Premium Times – Nigeria has been implicated in yet another football match-fixing scandal, with the revelation that the friendly match between the Super Eagles and North Korea on the eve of the 2010 World Cup in South Africa was doctored.
The allegation, published by the New York Times, opens a fresh can of worms in a series of claims that Nigeria has featured prominently for years in the dubious art match-rigging.
Nigeria won the friendly against the North Korean side by 3-1.
Besides the result, that match also grabbed the headlines over a stampede that occurred before the commencement of the exhibition game, as hundreds of South Africans and other fans trooped to the stadium to catch a glimpse of the Eagles.
It now turns out they were served a script worked out by a gambling syndicate.
The New York Times said South African officials allowed a notorious Singaporean syndicate, Football 4U, to pick the referee for that match.

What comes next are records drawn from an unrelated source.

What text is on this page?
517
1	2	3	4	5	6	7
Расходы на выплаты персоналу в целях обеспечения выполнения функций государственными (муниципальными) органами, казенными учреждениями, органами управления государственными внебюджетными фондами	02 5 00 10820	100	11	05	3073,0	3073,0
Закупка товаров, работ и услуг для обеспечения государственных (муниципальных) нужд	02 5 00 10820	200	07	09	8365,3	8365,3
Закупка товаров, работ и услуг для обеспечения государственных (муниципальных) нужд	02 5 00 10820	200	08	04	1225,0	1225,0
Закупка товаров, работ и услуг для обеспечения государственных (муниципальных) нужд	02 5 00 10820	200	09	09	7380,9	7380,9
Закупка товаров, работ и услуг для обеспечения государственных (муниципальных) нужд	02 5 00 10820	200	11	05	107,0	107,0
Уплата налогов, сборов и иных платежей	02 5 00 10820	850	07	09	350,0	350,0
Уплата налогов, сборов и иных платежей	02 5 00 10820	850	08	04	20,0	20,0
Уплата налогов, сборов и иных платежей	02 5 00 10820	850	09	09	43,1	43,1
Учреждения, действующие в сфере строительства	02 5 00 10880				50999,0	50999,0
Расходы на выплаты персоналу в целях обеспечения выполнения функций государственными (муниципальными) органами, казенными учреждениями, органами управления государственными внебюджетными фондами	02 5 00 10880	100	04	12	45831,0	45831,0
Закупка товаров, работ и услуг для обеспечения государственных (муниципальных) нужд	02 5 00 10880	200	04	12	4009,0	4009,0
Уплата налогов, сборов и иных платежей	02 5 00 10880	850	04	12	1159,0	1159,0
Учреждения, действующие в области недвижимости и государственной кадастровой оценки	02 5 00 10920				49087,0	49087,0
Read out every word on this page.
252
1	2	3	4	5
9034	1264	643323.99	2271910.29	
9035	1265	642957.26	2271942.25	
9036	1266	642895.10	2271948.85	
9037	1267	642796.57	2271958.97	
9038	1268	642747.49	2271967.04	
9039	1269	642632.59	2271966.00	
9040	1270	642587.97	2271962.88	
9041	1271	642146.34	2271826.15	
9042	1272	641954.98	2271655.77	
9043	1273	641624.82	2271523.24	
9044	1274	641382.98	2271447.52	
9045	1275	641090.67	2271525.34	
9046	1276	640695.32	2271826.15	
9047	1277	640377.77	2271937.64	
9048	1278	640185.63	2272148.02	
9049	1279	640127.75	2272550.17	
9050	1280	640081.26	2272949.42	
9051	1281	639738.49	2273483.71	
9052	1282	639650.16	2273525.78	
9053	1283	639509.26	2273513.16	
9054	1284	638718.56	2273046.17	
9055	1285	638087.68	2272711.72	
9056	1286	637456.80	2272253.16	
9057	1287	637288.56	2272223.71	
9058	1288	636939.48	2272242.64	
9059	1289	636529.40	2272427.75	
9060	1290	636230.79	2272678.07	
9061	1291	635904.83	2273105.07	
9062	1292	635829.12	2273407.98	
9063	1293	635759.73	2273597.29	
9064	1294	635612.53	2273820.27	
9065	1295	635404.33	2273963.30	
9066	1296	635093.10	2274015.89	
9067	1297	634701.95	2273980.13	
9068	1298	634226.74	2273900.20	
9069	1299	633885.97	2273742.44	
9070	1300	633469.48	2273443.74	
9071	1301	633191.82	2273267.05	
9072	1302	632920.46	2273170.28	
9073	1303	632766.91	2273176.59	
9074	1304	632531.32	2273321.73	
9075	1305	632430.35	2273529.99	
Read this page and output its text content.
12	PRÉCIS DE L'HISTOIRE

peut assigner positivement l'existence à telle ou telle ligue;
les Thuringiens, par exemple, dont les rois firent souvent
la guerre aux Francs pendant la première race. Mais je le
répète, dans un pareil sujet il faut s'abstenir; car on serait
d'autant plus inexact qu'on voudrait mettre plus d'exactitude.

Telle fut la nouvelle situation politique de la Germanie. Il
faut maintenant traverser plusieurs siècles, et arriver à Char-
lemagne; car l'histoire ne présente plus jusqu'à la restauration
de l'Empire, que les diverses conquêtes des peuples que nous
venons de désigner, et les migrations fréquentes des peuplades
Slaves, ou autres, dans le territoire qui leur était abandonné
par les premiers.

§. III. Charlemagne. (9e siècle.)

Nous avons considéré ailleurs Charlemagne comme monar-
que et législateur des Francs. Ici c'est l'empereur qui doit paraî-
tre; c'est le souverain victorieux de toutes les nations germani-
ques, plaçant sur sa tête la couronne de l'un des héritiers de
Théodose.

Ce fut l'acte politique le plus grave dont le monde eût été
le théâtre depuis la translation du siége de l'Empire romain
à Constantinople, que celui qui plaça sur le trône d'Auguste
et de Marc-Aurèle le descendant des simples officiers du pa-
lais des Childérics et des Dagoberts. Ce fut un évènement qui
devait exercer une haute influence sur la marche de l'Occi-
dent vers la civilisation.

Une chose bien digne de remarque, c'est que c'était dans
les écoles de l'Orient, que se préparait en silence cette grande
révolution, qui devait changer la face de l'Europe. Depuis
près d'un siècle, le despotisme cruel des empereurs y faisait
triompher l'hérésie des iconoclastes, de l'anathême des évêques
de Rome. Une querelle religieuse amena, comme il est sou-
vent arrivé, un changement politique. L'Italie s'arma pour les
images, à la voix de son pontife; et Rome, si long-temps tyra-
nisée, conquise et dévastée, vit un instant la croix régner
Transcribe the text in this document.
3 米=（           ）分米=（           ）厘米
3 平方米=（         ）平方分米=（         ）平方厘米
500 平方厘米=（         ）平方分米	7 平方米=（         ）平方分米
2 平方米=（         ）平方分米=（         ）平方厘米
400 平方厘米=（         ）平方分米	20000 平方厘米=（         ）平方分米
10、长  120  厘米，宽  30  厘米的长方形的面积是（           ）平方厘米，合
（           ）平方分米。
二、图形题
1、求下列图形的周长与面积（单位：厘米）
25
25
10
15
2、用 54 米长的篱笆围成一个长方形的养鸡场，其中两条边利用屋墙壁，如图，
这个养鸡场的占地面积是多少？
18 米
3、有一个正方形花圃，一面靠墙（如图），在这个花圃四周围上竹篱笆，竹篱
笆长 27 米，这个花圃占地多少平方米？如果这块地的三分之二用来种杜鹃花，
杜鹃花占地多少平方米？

Fixing games has serious profit implications for Asia’s largely unregulated but lucrative betting market.
Most fixed bets are placed on which team will win against the spread and on the total number of expected goals. By some estimates, the illegal betting market in Asia amounts to hundreds of billions of dollars annually, the report said.
Quoting from FIFA investigative report, the New York Times said FIFA investigators found that the referee in the Nigeria-North Korea match made several questionable calls. But investigators could not confirm whether the referee was a rogue Nigerien referee, Ibrahim Chaibou.